Winnipeg/New York | Reuters — Archer Daniels Midland , one of the world’s top biofuels producers, has slowed North American biodiesel output, the latest sign the industry is battling uncertainty over U.S. renewable fuel policy while the oil rout curbs demand.
The Chicago-based agri business has “temporarily” shifted production at its Velva, N.D. oilseeds processing facility from biodiesel to other products and cut production at its other North American facilities, ADM spokeswoman Jackie Anderson said in an emailed statement.
“We will continue to evaluate the market, and look forward to resuming production when conditions improve,” she said.
With 140 million gallons of annual capacity at its wholly-owned Velva site and two joint ventures in Missouri, ADM is a sizeable player in the two billion-gallon U.S. industry. It also runs a plant with 70 million gallons of capacity at Lloydminster, Alta.
The ADM spokeswoman declined to give the timing and size of the cutbacks. The Northern Canola Growers Association said the switch in North Dakota took place a few months ago.
The move is a sign of the “strain” being felt across the industry after a year-long drop in biodiesel prices and oil’s second-worst rout in history, said Steve Nicholson, an analyst with Rabobank AgriFinance in St. Louis.
“There’s no question we’ll see idling of plants and we may see consolidation or people getting out altogether,” he said.
Late last year, diesel’s discount to B99/B100 biodiesel was at its widest since 2011, according to the latest data from the U.S. Department of Energy.
Other major U.S. producers include Renewable Energy Group Inc. and Cargill Inc., but the industry also has many small, independent players.
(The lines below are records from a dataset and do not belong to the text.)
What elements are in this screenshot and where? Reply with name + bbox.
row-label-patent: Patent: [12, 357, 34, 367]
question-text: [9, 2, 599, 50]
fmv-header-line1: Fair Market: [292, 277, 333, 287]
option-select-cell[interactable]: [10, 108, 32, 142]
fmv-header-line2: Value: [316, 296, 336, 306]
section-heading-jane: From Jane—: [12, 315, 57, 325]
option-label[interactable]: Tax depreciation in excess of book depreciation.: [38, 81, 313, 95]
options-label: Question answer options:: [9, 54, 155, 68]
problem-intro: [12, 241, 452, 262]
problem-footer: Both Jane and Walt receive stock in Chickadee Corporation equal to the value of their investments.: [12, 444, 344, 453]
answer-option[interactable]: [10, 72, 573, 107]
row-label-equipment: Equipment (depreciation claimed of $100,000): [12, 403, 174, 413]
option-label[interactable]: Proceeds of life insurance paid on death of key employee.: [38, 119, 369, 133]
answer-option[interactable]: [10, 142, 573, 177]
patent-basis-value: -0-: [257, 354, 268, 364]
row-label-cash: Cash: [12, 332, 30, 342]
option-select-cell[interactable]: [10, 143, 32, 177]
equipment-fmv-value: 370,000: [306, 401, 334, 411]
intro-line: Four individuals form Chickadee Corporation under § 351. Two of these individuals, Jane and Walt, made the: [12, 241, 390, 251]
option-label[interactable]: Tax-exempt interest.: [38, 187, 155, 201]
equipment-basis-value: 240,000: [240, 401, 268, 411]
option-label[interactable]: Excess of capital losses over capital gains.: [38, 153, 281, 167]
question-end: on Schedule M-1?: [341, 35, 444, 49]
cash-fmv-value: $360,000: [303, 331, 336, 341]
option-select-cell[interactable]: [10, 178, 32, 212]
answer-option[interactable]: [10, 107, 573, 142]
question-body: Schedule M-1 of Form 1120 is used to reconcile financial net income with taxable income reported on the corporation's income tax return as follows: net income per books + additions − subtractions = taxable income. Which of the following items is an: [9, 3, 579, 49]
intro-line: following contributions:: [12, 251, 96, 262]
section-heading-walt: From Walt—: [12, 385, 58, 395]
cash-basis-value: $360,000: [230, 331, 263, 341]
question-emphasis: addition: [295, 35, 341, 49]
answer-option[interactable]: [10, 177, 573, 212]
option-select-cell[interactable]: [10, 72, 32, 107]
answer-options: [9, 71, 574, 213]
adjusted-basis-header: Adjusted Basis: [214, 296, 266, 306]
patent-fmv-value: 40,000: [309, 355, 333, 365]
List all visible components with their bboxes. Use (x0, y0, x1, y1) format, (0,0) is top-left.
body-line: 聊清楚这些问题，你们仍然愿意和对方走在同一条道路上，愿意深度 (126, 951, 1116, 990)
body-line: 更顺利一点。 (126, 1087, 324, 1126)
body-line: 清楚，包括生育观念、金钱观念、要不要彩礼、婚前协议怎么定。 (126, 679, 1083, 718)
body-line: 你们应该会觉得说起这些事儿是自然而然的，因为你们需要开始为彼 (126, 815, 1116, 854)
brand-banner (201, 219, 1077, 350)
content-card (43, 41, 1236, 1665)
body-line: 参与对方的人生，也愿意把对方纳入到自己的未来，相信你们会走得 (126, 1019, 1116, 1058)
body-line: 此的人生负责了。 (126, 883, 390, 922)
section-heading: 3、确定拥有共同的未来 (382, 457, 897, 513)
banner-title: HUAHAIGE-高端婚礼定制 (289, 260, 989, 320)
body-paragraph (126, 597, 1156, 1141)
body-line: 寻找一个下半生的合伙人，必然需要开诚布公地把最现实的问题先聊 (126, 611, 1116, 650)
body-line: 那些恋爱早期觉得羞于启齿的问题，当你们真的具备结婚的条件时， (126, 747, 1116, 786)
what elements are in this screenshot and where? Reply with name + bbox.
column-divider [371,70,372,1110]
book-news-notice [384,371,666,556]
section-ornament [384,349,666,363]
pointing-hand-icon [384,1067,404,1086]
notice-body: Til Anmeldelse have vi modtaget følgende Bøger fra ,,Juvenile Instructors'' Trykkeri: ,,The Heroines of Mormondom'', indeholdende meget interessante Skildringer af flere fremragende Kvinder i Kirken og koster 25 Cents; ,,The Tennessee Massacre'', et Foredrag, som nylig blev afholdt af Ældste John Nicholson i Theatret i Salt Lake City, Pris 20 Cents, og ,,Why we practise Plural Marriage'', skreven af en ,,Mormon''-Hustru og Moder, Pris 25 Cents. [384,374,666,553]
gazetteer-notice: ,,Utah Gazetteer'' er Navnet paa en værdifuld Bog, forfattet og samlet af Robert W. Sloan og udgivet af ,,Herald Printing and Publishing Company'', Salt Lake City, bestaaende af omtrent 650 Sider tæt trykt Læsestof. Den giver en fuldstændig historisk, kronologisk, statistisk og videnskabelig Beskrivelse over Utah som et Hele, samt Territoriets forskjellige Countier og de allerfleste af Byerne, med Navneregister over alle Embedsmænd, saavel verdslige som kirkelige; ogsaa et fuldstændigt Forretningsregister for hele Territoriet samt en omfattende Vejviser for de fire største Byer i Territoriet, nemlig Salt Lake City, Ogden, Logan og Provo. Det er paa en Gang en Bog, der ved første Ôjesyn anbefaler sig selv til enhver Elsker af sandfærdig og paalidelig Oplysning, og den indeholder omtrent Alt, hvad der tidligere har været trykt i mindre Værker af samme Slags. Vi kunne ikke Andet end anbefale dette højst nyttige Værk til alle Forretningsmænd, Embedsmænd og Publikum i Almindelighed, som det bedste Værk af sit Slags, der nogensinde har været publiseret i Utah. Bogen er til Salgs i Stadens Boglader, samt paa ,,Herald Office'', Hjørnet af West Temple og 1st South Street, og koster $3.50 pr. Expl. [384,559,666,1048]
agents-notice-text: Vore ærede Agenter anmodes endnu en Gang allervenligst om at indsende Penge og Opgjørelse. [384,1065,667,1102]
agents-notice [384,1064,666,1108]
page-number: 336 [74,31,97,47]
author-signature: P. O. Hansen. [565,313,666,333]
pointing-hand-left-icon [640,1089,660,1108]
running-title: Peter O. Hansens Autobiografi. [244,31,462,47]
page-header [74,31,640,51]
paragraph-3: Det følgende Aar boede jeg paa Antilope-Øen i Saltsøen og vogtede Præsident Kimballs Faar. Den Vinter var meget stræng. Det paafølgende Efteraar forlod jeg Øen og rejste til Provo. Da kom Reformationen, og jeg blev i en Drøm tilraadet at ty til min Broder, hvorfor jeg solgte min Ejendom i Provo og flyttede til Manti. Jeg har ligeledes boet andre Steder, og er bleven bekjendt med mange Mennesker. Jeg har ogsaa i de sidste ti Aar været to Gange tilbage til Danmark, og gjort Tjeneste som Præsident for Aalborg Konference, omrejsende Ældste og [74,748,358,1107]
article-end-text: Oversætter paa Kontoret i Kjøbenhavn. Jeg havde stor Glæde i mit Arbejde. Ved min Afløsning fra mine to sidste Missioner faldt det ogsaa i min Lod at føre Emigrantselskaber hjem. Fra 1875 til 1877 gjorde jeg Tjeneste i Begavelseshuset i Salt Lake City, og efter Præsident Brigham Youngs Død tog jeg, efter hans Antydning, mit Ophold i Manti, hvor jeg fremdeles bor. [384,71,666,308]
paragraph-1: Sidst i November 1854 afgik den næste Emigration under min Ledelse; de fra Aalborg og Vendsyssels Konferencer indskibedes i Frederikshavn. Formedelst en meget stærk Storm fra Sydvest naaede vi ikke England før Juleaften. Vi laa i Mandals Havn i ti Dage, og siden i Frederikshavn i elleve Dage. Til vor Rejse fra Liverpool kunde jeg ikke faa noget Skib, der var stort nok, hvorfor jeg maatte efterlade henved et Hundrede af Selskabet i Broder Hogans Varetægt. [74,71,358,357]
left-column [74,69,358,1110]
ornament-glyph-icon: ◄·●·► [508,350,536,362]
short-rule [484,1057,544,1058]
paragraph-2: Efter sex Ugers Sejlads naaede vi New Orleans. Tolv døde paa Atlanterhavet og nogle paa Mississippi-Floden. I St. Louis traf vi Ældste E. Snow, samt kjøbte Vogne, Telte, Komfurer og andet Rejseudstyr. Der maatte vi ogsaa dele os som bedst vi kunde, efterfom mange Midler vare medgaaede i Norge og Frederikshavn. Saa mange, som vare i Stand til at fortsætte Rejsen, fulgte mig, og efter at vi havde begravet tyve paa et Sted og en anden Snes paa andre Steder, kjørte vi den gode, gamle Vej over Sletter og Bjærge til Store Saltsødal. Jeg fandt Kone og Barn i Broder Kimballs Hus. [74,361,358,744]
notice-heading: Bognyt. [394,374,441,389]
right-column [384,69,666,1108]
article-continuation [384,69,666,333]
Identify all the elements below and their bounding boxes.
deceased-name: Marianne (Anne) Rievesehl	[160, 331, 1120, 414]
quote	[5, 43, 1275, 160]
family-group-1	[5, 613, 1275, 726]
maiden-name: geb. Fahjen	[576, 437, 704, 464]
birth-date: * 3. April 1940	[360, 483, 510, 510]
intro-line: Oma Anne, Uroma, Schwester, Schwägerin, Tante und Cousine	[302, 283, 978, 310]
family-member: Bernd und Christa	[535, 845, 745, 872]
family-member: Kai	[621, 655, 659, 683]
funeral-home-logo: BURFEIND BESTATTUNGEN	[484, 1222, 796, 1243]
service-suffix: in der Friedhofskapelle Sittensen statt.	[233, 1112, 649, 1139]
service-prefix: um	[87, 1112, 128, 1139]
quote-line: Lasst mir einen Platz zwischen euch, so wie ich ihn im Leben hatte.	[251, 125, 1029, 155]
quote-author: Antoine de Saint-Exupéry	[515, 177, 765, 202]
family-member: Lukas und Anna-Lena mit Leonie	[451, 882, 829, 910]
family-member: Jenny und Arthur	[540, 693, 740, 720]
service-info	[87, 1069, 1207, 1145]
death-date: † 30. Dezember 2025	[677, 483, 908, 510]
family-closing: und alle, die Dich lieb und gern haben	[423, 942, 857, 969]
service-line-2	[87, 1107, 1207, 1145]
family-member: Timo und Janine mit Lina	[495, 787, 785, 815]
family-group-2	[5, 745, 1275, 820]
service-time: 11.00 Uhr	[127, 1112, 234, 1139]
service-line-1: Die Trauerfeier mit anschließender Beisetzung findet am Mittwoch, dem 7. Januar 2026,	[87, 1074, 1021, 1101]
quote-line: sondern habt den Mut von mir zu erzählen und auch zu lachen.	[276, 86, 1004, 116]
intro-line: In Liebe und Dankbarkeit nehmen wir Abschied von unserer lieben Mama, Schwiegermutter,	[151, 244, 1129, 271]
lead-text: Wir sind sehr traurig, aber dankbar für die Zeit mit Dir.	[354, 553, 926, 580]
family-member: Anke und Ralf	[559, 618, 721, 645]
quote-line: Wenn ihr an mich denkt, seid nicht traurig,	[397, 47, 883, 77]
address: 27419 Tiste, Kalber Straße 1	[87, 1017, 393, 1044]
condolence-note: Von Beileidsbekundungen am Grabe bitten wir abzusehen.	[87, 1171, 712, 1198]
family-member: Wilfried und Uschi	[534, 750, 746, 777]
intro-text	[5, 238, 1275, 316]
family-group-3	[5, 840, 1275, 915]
Uncertainty over decade-old federal policy aimed at energy independence and cutting carbon emissions has added to the industry’s woes.
The U.S. Environmental Protection Agency, which implements the Renewable Fuels Standard program has not yet set biofuel blending requirements for last year, 2015, and 2016.
A $1-per-gallon tax credit expired in December.
Biodiesel producers represent a sliver of the 17 billion-gallon U.S. renewable fuels market, but they are not alone: ethanol makers, which produce a corn-based fuel, are also feeling the crunch. A Reuters analysis showed average ethanol margins are at their lowest levels since 2005.
— Rod Nickel and Chris Prentice report on commodities for Reuters from Winnipeg and New York respectively. Additional reporting for Reuters by Tom Polansek in Chicago.